Chip-maker Broadcom has withdrawn its bid for rival Qualcomm, two days after US President Donald Trump declared he would block the $142bn (£104bn) deal.
Broadcom announced on Wednesday it had formally abandoned its hostile takeover bid for Qualcomm. The mammoth offer would have created a new giant in the $400bn semi-conductor industry in the tech sector's biggest ever deal.
Broadcom launched its bid in November and had been gathering support from investors to secure a deal. However on Monday Mr Trump stepped in, citing national security concerns.
"Although we are disappointed with this outcome, Broadcom will comply with the order," Broadcom said in a statement.
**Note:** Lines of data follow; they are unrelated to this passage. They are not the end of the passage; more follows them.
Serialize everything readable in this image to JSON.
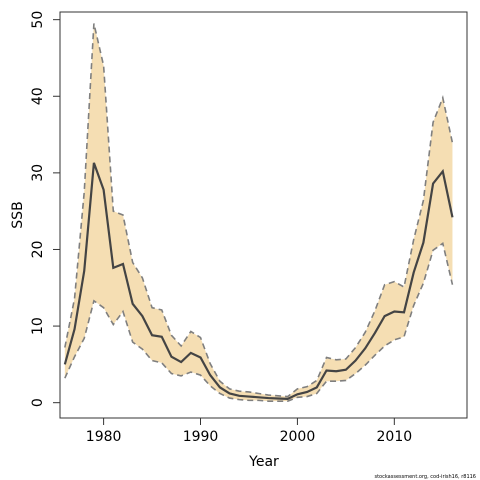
{
  "chart_data": {
    "type": "line",
    "xlabel": "Year",
    "ylabel": "SSB",
    "xlim": [
      1975.5,
      2017.5
    ],
    "ylim": [
      -2,
      51
    ],
    "x_ticks": [
      1980,
      1990,
      2000,
      2010
    ],
    "y_ticks": [
      0,
      10,
      20,
      30,
      40,
      50
    ],
    "grid": false,
    "legend": "none",
    "colors": {
      "band_fill": "#f5deb3",
      "band_edge": "#7f7f7f",
      "line": "#444444",
      "axis": "#333333"
    },
    "x": [
      1976,
      1977,
      1978,
      1979,
      1980,
      1981,
      1982,
      1983,
      1984,
      1985,
      1986,
      1987,
      1988,
      1989,
      1990,
      1991,
      1992,
      1993,
      1994,
      1995,
      1996,
      1997,
      1998,
      1999,
      2000,
      2001,
      2002,
      2003,
      2004,
      2005,
      2006,
      2007,
      2008,
      2009,
      2010,
      2011,
      2012,
      2013,
      2014,
      2015,
      2016
    ],
    "series": [
      {
        "values": [
          5.0,
          9.6,
          17.2,
          31.3,
          27.8,
          17.6,
          18.1,
          12.9,
          11.3,
          8.8,
          8.6,
          6.0,
          5.3,
          6.5,
          5.9,
          3.6,
          2.0,
          1.2,
          0.9,
          0.8,
          0.7,
          0.6,
          0.55,
          0.5,
          1.1,
          1.4,
          2.0,
          4.2,
          4.1,
          4.3,
          5.5,
          7.1,
          9.1,
          11.3,
          11.9,
          11.8,
          17.0,
          20.9,
          28.6,
          30.2,
          24.2
        ]
      },
      {
        "values": [
          7.2,
          13.6,
          27.5,
          49.5,
          44.0,
          25.0,
          24.5,
          18.3,
          16.3,
          12.4,
          12.1,
          8.8,
          7.4,
          9.3,
          8.5,
          5.1,
          2.8,
          1.8,
          1.5,
          1.4,
          1.2,
          1.0,
          0.9,
          0.8,
          1.8,
          2.1,
          2.9,
          5.9,
          5.6,
          5.7,
          7.2,
          9.2,
          12.0,
          15.4,
          15.8,
          15.1,
          21.3,
          26.4,
          36.6,
          39.8,
          33.9
        ]
      },
      {
        "values": [
          3.2,
          6.0,
          8.4,
          13.3,
          12.4,
          10.2,
          11.9,
          7.9,
          7.0,
          5.5,
          5.2,
          3.8,
          3.5,
          4.0,
          3.6,
          2.2,
          1.2,
          0.6,
          0.4,
          0.3,
          0.3,
          0.2,
          0.2,
          0.2,
          0.7,
          0.8,
          1.2,
          2.8,
          2.8,
          2.9,
          3.8,
          4.9,
          6.2,
          7.4,
          8.2,
          8.6,
          12.7,
          15.6,
          19.9,
          20.8,
          15.4
        ]
      }
    ]
  },
  "footnote": "stockassessment.org, cod-irish16, r8116"
}
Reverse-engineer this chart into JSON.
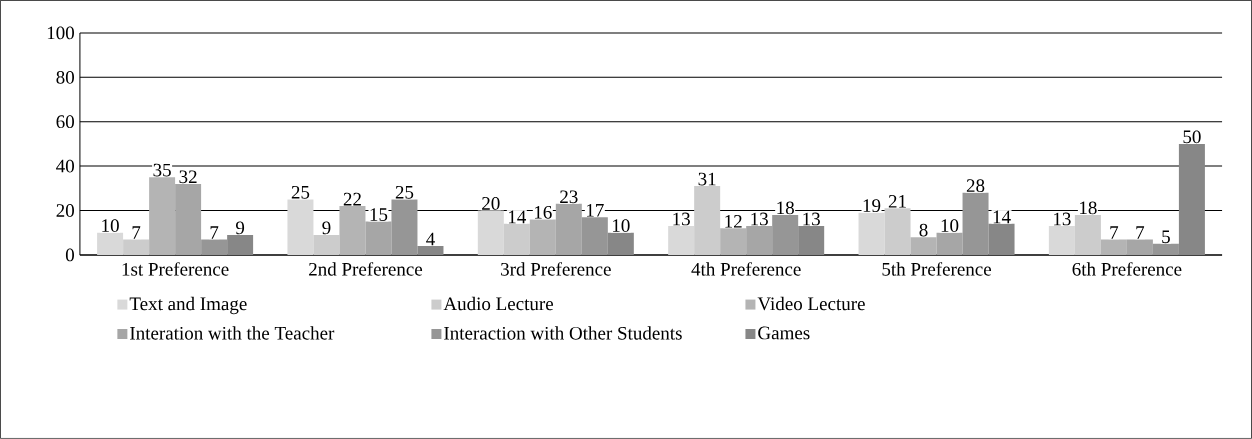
{
  "chart_data": {
    "type": "bar",
    "categories": [
      "1st Preference",
      "2nd Preference",
      "3rd Preference",
      "4th Preference",
      "5th Preference",
      "6th Preference"
    ],
    "series": [
      {
        "name": "Text and Image",
        "color": "#d9d9d9",
        "values": [
          10,
          25,
          20,
          13,
          19,
          13
        ]
      },
      {
        "name": "Audio Lecture",
        "color": "#cccccc",
        "values": [
          7,
          9,
          14,
          31,
          21,
          18
        ]
      },
      {
        "name": "Video Lecture",
        "color": "#b4b4b4",
        "values": [
          35,
          22,
          16,
          12,
          8,
          7
        ]
      },
      {
        "name": "Interation with the Teacher",
        "color": "#a6a6a6",
        "values": [
          32,
          15,
          23,
          13,
          10,
          7
        ]
      },
      {
        "name": "Interaction with Other Students",
        "color": "#969696",
        "values": [
          7,
          25,
          17,
          18,
          28,
          5
        ]
      },
      {
        "name": "Games",
        "color": "#878787",
        "values": [
          9,
          4,
          10,
          13,
          14,
          50
        ]
      }
    ],
    "ylim": [
      0,
      100
    ],
    "yticks": [
      0,
      20,
      40,
      60,
      80,
      100
    ],
    "grid": "y",
    "legend": "bottom",
    "data_labels": true
  }
}
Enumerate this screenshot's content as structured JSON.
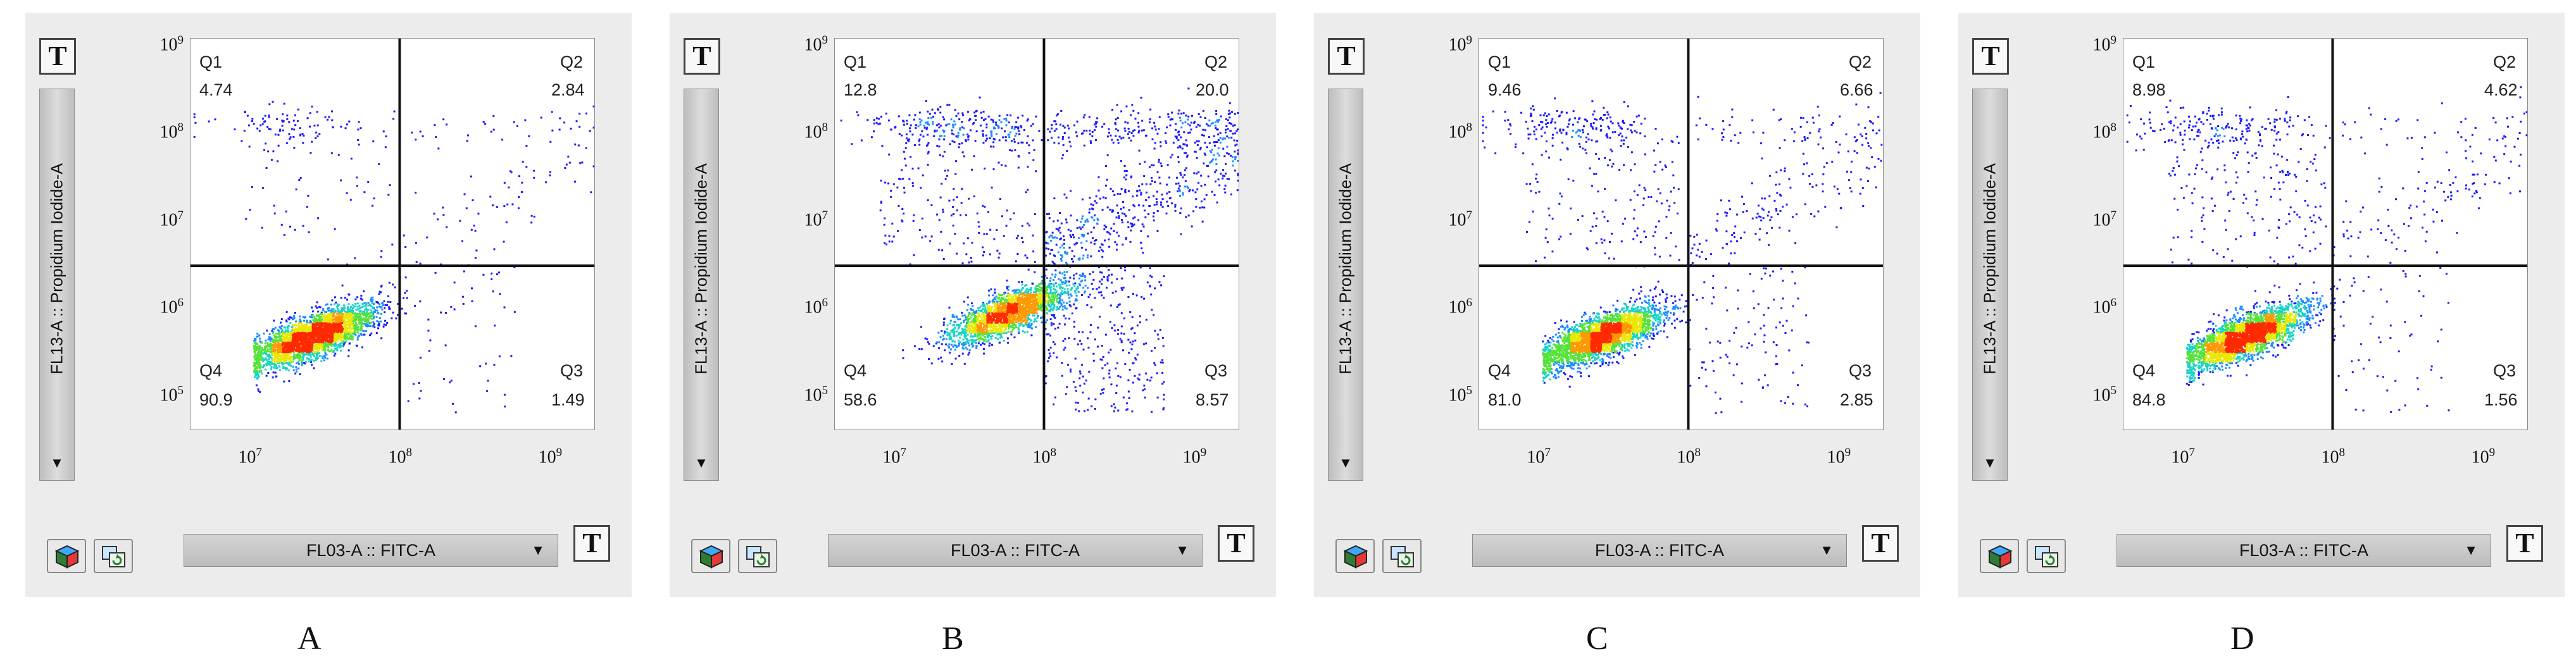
{
  "chart_data": [
    {
      "type": "scatter",
      "caption": "A",
      "xlabel": "FL03-A :: FITC-A",
      "ylabel": "FL13-A :: Propidium Iodide-A",
      "xscale": "log",
      "yscale": "log",
      "xlim": [
        4000000,
        2000000000
      ],
      "ylim": [
        40000,
        1200000000
      ],
      "x_ticks": [
        {
          "base": "10",
          "exp": "7"
        },
        {
          "base": "10",
          "exp": "8"
        },
        {
          "base": "10",
          "exp": "9"
        }
      ],
      "y_ticks": [
        {
          "base": "10",
          "exp": "5"
        },
        {
          "base": "10",
          "exp": "6"
        },
        {
          "base": "10",
          "exp": "7"
        },
        {
          "base": "10",
          "exp": "8"
        },
        {
          "base": "10",
          "exp": "9"
        }
      ],
      "quadrant_gate": {
        "x": 100000000,
        "y": 3000000
      },
      "quadrants": [
        {
          "name": "Q1",
          "value": "4.74"
        },
        {
          "name": "Q2",
          "value": "2.84"
        },
        {
          "name": "Q3",
          "value": "1.49"
        },
        {
          "name": "Q4",
          "value": "90.9"
        }
      ]
    },
    {
      "type": "scatter",
      "caption": "B",
      "xlabel": "FL03-A :: FITC-A",
      "ylabel": "FL13-A :: Propidium Iodide-A",
      "xscale": "log",
      "yscale": "log",
      "xlim": [
        4000000,
        2000000000
      ],
      "ylim": [
        40000,
        1200000000
      ],
      "x_ticks": [
        {
          "base": "10",
          "exp": "7"
        },
        {
          "base": "10",
          "exp": "8"
        },
        {
          "base": "10",
          "exp": "9"
        }
      ],
      "y_ticks": [
        {
          "base": "10",
          "exp": "5"
        },
        {
          "base": "10",
          "exp": "6"
        },
        {
          "base": "10",
          "exp": "7"
        },
        {
          "base": "10",
          "exp": "8"
        },
        {
          "base": "10",
          "exp": "9"
        }
      ],
      "quadrant_gate": {
        "x": 100000000,
        "y": 3000000
      },
      "quadrants": [
        {
          "name": "Q1",
          "value": "12.8"
        },
        {
          "name": "Q2",
          "value": "20.0"
        },
        {
          "name": "Q3",
          "value": "8.57"
        },
        {
          "name": "Q4",
          "value": "58.6"
        }
      ]
    },
    {
      "type": "scatter",
      "caption": "C",
      "xlabel": "FL03-A :: FITC-A",
      "ylabel": "FL13-A :: Propidium Iodide-A",
      "xscale": "log",
      "yscale": "log",
      "xlim": [
        4000000,
        2000000000
      ],
      "ylim": [
        40000,
        1200000000
      ],
      "x_ticks": [
        {
          "base": "10",
          "exp": "7"
        },
        {
          "base": "10",
          "exp": "8"
        },
        {
          "base": "10",
          "exp": "9"
        }
      ],
      "y_ticks": [
        {
          "base": "10",
          "exp": "5"
        },
        {
          "base": "10",
          "exp": "6"
        },
        {
          "base": "10",
          "exp": "7"
        },
        {
          "base": "10",
          "exp": "8"
        },
        {
          "base": "10",
          "exp": "9"
        }
      ],
      "quadrant_gate": {
        "x": 100000000,
        "y": 3000000
      },
      "quadrants": [
        {
          "name": "Q1",
          "value": "9.46"
        },
        {
          "name": "Q2",
          "value": "6.66"
        },
        {
          "name": "Q3",
          "value": "2.85"
        },
        {
          "name": "Q4",
          "value": "81.0"
        }
      ]
    },
    {
      "type": "scatter",
      "caption": "D",
      "xlabel": "FL03-A :: FITC-A",
      "ylabel": "FL13-A :: Propidium Iodide-A",
      "xscale": "log",
      "yscale": "log",
      "xlim": [
        4000000,
        2000000000
      ],
      "ylim": [
        40000,
        1200000000
      ],
      "x_ticks": [
        {
          "base": "10",
          "exp": "7"
        },
        {
          "base": "10",
          "exp": "8"
        },
        {
          "base": "10",
          "exp": "9"
        }
      ],
      "y_ticks": [
        {
          "base": "10",
          "exp": "5"
        },
        {
          "base": "10",
          "exp": "6"
        },
        {
          "base": "10",
          "exp": "7"
        },
        {
          "base": "10",
          "exp": "8"
        },
        {
          "base": "10",
          "exp": "9"
        }
      ],
      "quadrant_gate": {
        "x": 100000000,
        "y": 3000000
      },
      "quadrants": [
        {
          "name": "Q1",
          "value": "8.98"
        },
        {
          "name": "Q2",
          "value": "4.62"
        },
        {
          "name": "Q3",
          "value": "1.56"
        },
        {
          "name": "Q4",
          "value": "84.8"
        }
      ]
    }
  ],
  "ui": {
    "text_button_label": "T",
    "dropdown_arrow": "▼"
  },
  "colors": {
    "density_low": "#1a1aff",
    "density_mid": "#19d3c5",
    "density_high": "#ff2a00",
    "gate_line": "#111111",
    "panel_bg": "#ececec"
  }
}
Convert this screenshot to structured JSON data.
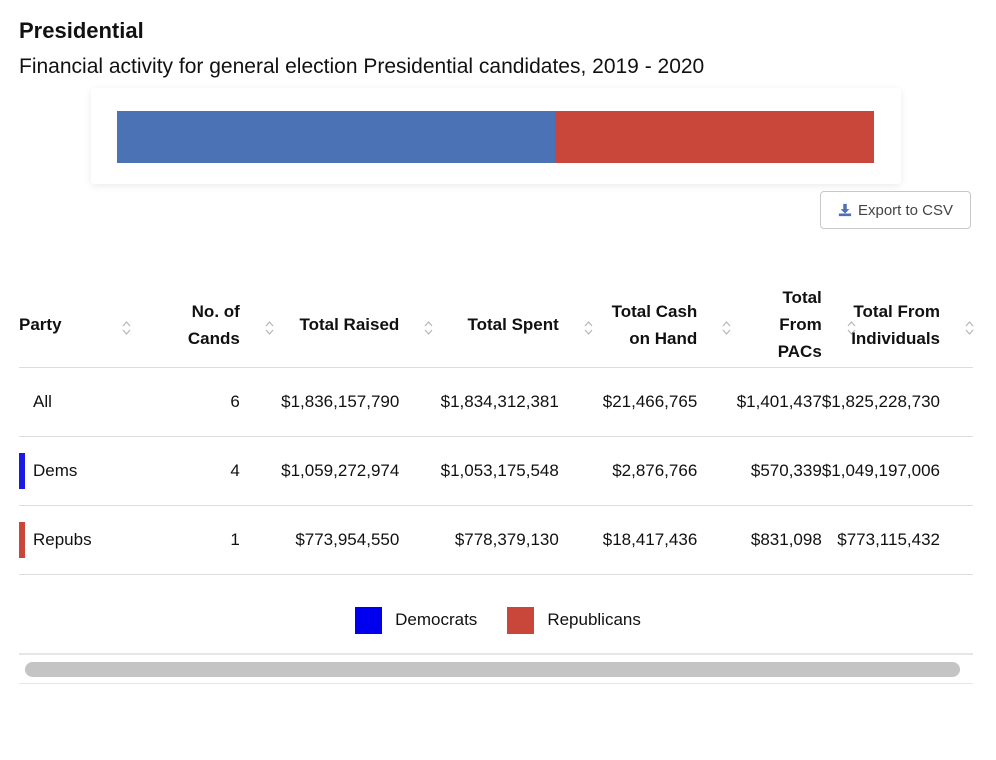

Mr Trump had said a takeover of San Diego-based Qualcomm by Singaporean Broadcom could pave the way for Chinese companies to gain dominance in the US telecoms sector. The Presidential order said: "Broadcom… through exercising control of Qualcomm, might take action that threatens to impair the national security of the United States".
Last week, the US government delayed a shareholder meeting at Qualcomm to allow for a review by the Committee on Foreign Investment in the United States (Cfius).
Broadcom is set to continue its plans to move its headquarters to the US under chief executive Hock Tan. The move had initially been welcomed by Mr Trump, although the bid for Qualcomm had been seen as a threat to the US telecoms industry and future investment in 5G infrastructure, where Qualcomm is committed to spending.
Although such a presidential intervention on a major deal is rare, the Trump administration has made a point of defending US microchip companies. It blocked a $1.3bn Chinese deal for Oregon’s Lattice Semiconductor, and forced Britain’s Imagination Technologies to sell off its US-headquartered division MIPS before the company was bought by a Chinese fund.